Puberty is a complicated process both physically and psychologically. We are familiar with the symptoms: breast buds, first menstrual cycle, facial and pubic hair, deeper voice, and body odor. If any of this occurs in a girl before the age of eight, and in a boy before the age of nine, it is known as central precocious puberty (CPP.)
Identifying a child in precocious puberty often starts with a startled mother calling her pediatrician to explain that her four- or six-year-old daughter appears to be developing breasts. The primary pediatrician will refer the young patient to a pediatric endocrinologist and call for a bone age X-ray. An X-ray of the left hand and wrist can determine age. In a CPP child, a six-year-old may have the bone age of a nine-year-old. Although the cause of early puberty is often unknown, the endocrinologist can treat it with medications that will halt puberty and slow the growth of bones to the normal two inches or so a year. If not treated, the growth spurt of these children may peak too early. As a result, they may not even reach five feet in height.
A child with precocious puberty is typically treated with histrelin, which blocks the release of sex hormones that are causing the early onset of puberty. The treatment is usually a monthly or weekly injection, but can also be administered as an under-the-skin implant, or nose spray. Once the child reaches the appropriate age for puberty, the treatments are ended and puberty begins as it should.

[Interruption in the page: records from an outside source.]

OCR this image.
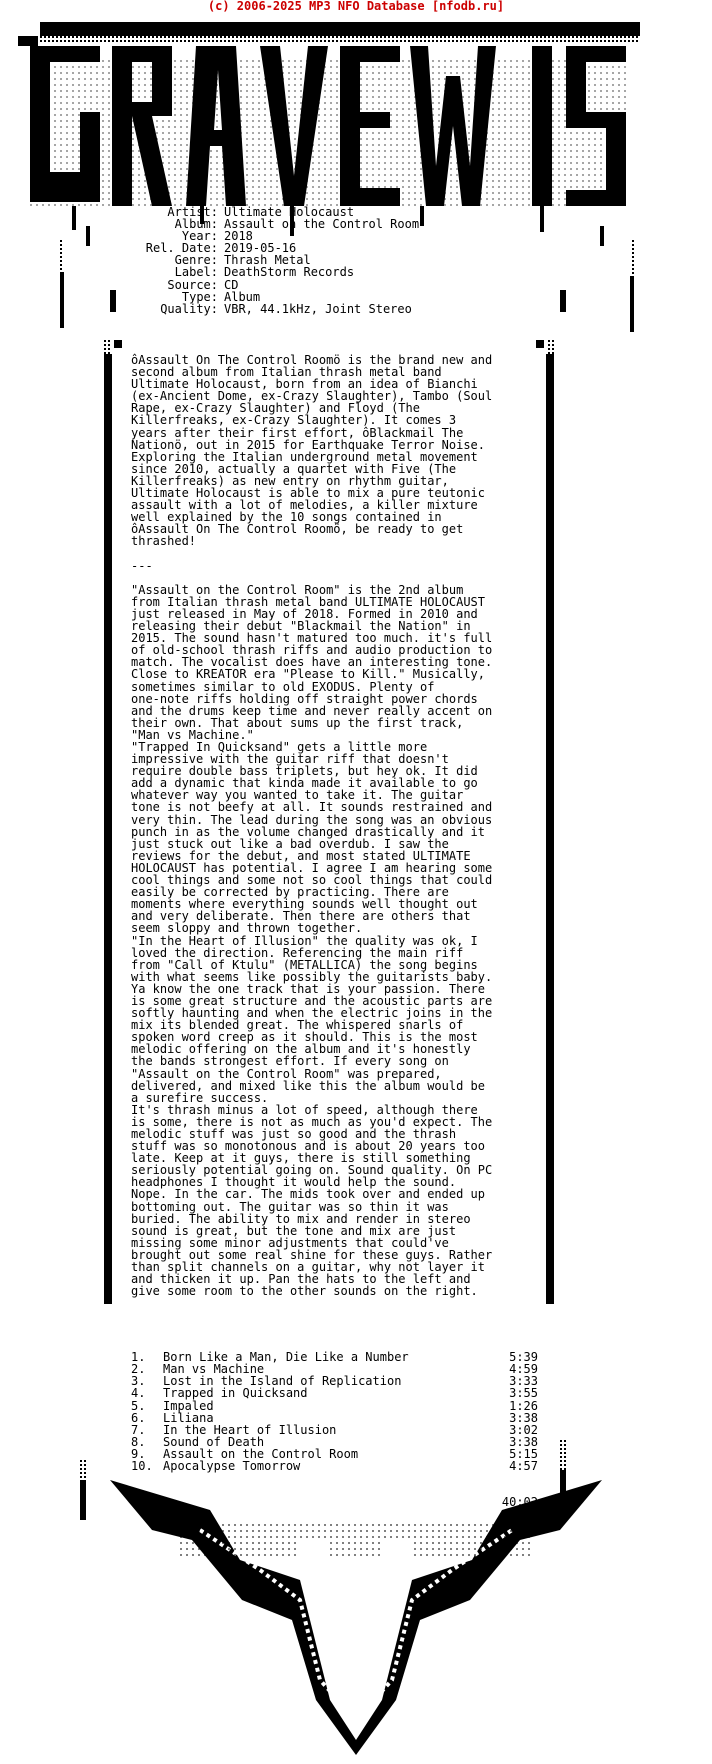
(c) 2006-2025 MP3 NFO Database [nfodb.ru]
Artist: Ultimate Holocaust
Album: Assault on the Control Room
Year: 2018
Rel. Date: 2019-05-16
Genre: Thrash Metal
Label: DeathStorm Records
Source: CD
Type: Album
Quality: VBR, 44.1kHz, Joint Stereo
ôAssault On The Control Roomö is the brand new and
second album from Italian thrash metal band
Ultimate Holocaust, born from an idea of Bianchi
(ex-Ancient Dome, ex-Crazy Slaughter), Tambo (Soul
Rape, ex-Crazy Slaughter) and Floyd (The
Killerfreaks, ex-Crazy Slaughter). It comes 3
years after their first effort, ôBlackmail The
Nationö, out in 2015 for Earthquake Terror Noise.
Exploring the Italian underground metal movement
since 2010, actually a quartet with Five (The
Killerfreaks) as new entry on rhythm guitar,
Ultimate Holocaust is able to mix a pure teutonic
assault with a lot of melodies, a killer mixture
well explained by the 10 songs contained in
ôAssault On The Control Roomö, be ready to get
thrashed!

---

"Assault on the Control Room" is the 2nd album
from Italian thrash metal band ULTIMATE HOLOCAUST
just released in May of 2018. Formed in 2010 and
releasing their debut "Blackmail the Nation" in
2015. The sound hasn't matured too much. it's full
of old-school thrash riffs and audio production to
match. The vocalist does have an interesting tone.
Close to KREATOR era "Please to Kill." Musically,
sometimes similar to old EXODUS. Plenty of
one-note riffs holding off straight power chords
and the drums keep time and never really accent on
their own. That about sums up the first track,
"Man vs Machine."
"Trapped In Quicksand" gets a little more
impressive with the guitar riff that doesn't
require double bass triplets, but hey ok. It did
add a dynamic that kinda made it available to go
whatever way you wanted to take it. The guitar
tone is not beefy at all. It sounds restrained and
very thin. The lead during the song was an obvious
punch in as the volume changed drastically and it
just stuck out like a bad overdub. I saw the
reviews for the debut, and most stated ULTIMATE
HOLOCAUST has potential. I agree I am hearing some
cool things and some not so cool things that could
easily be corrected by practicing. There are
moments where everything sounds well thought out
and very deliberate. Then there are others that
seem sloppy and thrown together.
"In the Heart of Illusion" the quality was ok, I
loved the direction. Referencing the main riff
from "Call of Ktulu" (METALLICA) the song begins
with what seems like possibly the guitarists baby.
Ya know the one track that is your passion. There
is some great structure and the acoustic parts are
softly haunting and when the electric joins in the
mix its blended great. The whispered snarls of
spoken word creep as it should. This is the most
melodic offering on the album and it's honestly
the bands strongest effort. If every song on
"Assault on the Control Room" was prepared,
delivered, and mixed like this the album would be
a surefire success.
It's thrash minus a lot of speed, although there
is some, there is not as much as you'd expect. The
melodic stuff was just so good and the thrash
stuff was so monotonous and is about 20 years too
late. Keep at it guys, there is still something
seriously potential going on. Sound quality. On PC
headphones I thought it would help the sound.
Nope. In the car. The mids took over and ended up
bottoming out. The guitar was so thin it was
buried. The ability to mix and render in stereo
sound is great, but the tone and mix are just
missing some minor adjustments that could've
brought out some real shine for these guys. Rather
than split channels on a guitar, why not layer it
and thicken it up. Pan the hats to the left and
give some room to the other sounds on the right.

1.	Born Like a Man, Die Like a Number	5:39
2.	Man vs Machine	4:59
3.	Lost in the Island of Replication	3:33
4.	Trapped in Quicksand	3:55
5.	Impaled	1:26
6.	Liliana	3:38
7.	In the Heart of Illusion	3:02
8.	Sound of Death	3:38
9.	Assault on the Control Room	5:15
10. Apocalypse Tomorrow	4:57

40:02
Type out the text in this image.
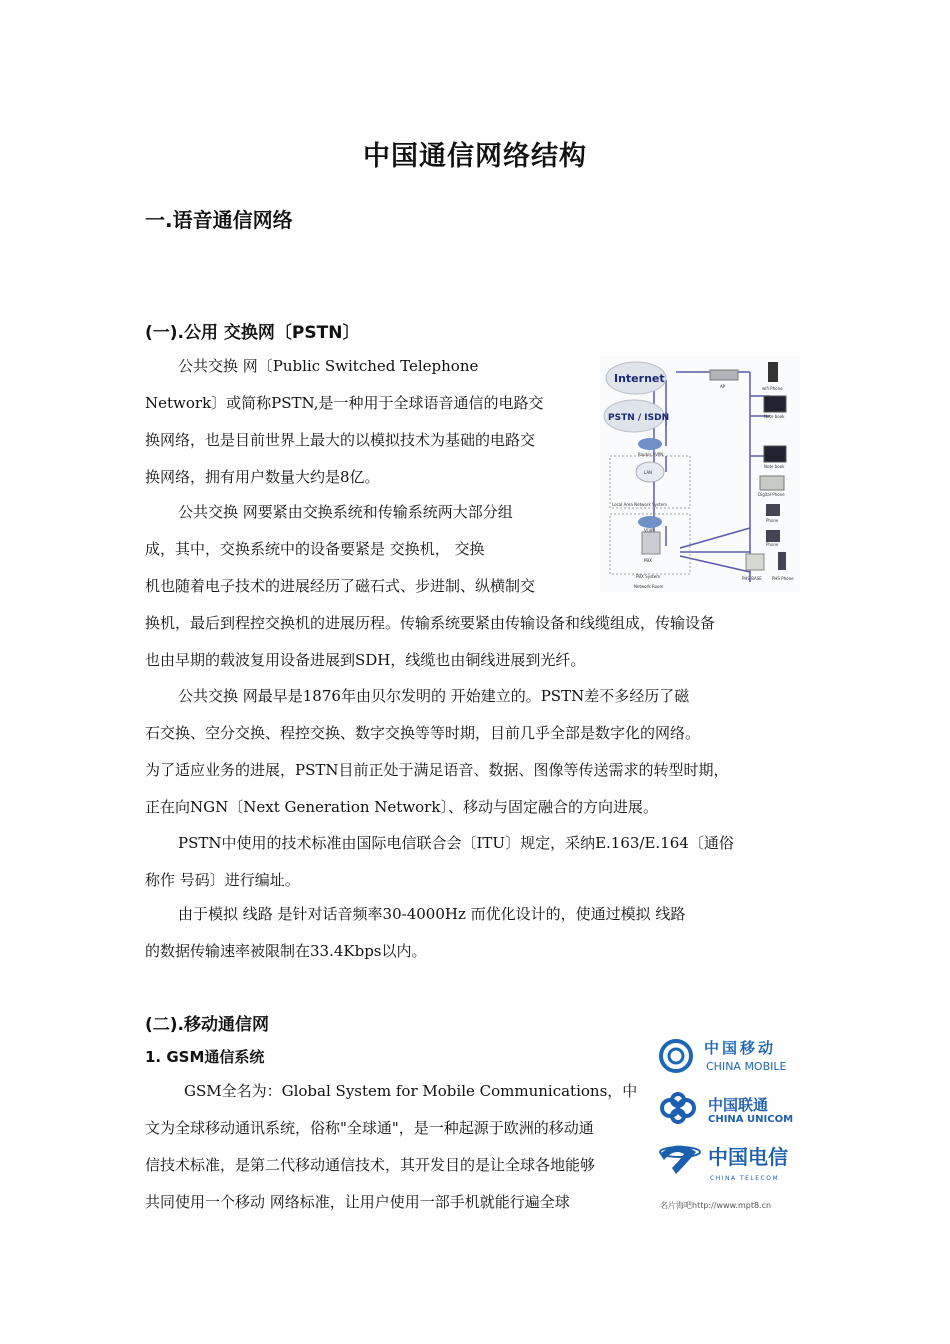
中国通信网络结构
一.语音通信网络
(一).公用 交换网〔PSTN〕
公共交换 网〔Public Switched Telephone
Network〕或简称PSTN,是一种用于全球语音通信的电路交
换网络，也是目前世界上最大的以模拟技术为基础的电路交
换网络，拥有用户数量大约是8亿。
公共交换 网要紧由交换系统和传输系统两大部分组
成，其中，交换系统中的设备要紧是 交换机， 交换
机也随着电子技术的进展经历了磁石式、步进制、纵横制交
换机，最后到程控交换机的进展历程。传输系统要紧由传输设备和线缆组成，传输设备
也由早期的载波复用设备进展到SDH，线缆也由铜线进展到光纤。
公共交换 网最早是1876年由贝尔发明的 开始建立的。PSTN差不多经历了磁
石交换、空分交换、程控交换、数字交换等等时期，目前几乎全部是数字化的网络。
为了适应业务的进展，PSTN目前正处于满足语音、数据、图像等传送需求的转型时期，
正在向NGN〔Next Generation Network〕、移动与固定融合的方向进展。
PSTN中使用的技术标准由国际电信联合会〔ITU〕规定，采纳E.163/E.164〔通俗
称作 号码〕进行编址。
由于模拟 线路 是针对话音频率30-4000Hz 而优化设计的，使通过模拟 线路
的数据传输速率被限制在33.4Kbps以内。
(二).移动通信网
1. GSM通信系统
GSM全名为：Global System for Mobile Communications，中
文为全球移动通讯系统，俗称"全球通"，是一种起源于欧洲的移动通
信技术标准，是第二代移动通信技术，其开发目的是让全球各地能够
共同使用一个移动 网络标准，让用户使用一部手机就能行遍全球
Internet
PSTN / ISDN
Router / VPN
LAN
Local Area Network System
VOIP
PBX
PBX System
Network Room
AP	wifi Phone
Note book
Note book
Digital Phone
Phone
Phone
PHS BASE	PHS Phone
中国移动
CHINA MOBILE
中国联通
CHINA UNICOM
中国电信
CHINA TELECOM
名片海吧http://www.mpt8.cn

Coping with puberty when it happens in the typical fashion is difficult enough. The emotional and psychological impact on a child with CPP is even more stressful. Children with CPP may find that family members, friends and adults treat them differently. Teachers and caregivers may expect them to act in a certain way because they look older. Children want to look the same as their peers and may be embarrassed by the physical differences. Indeed, a child’s self-esteem must be carefully monitored if he or she is experiencing early puberty.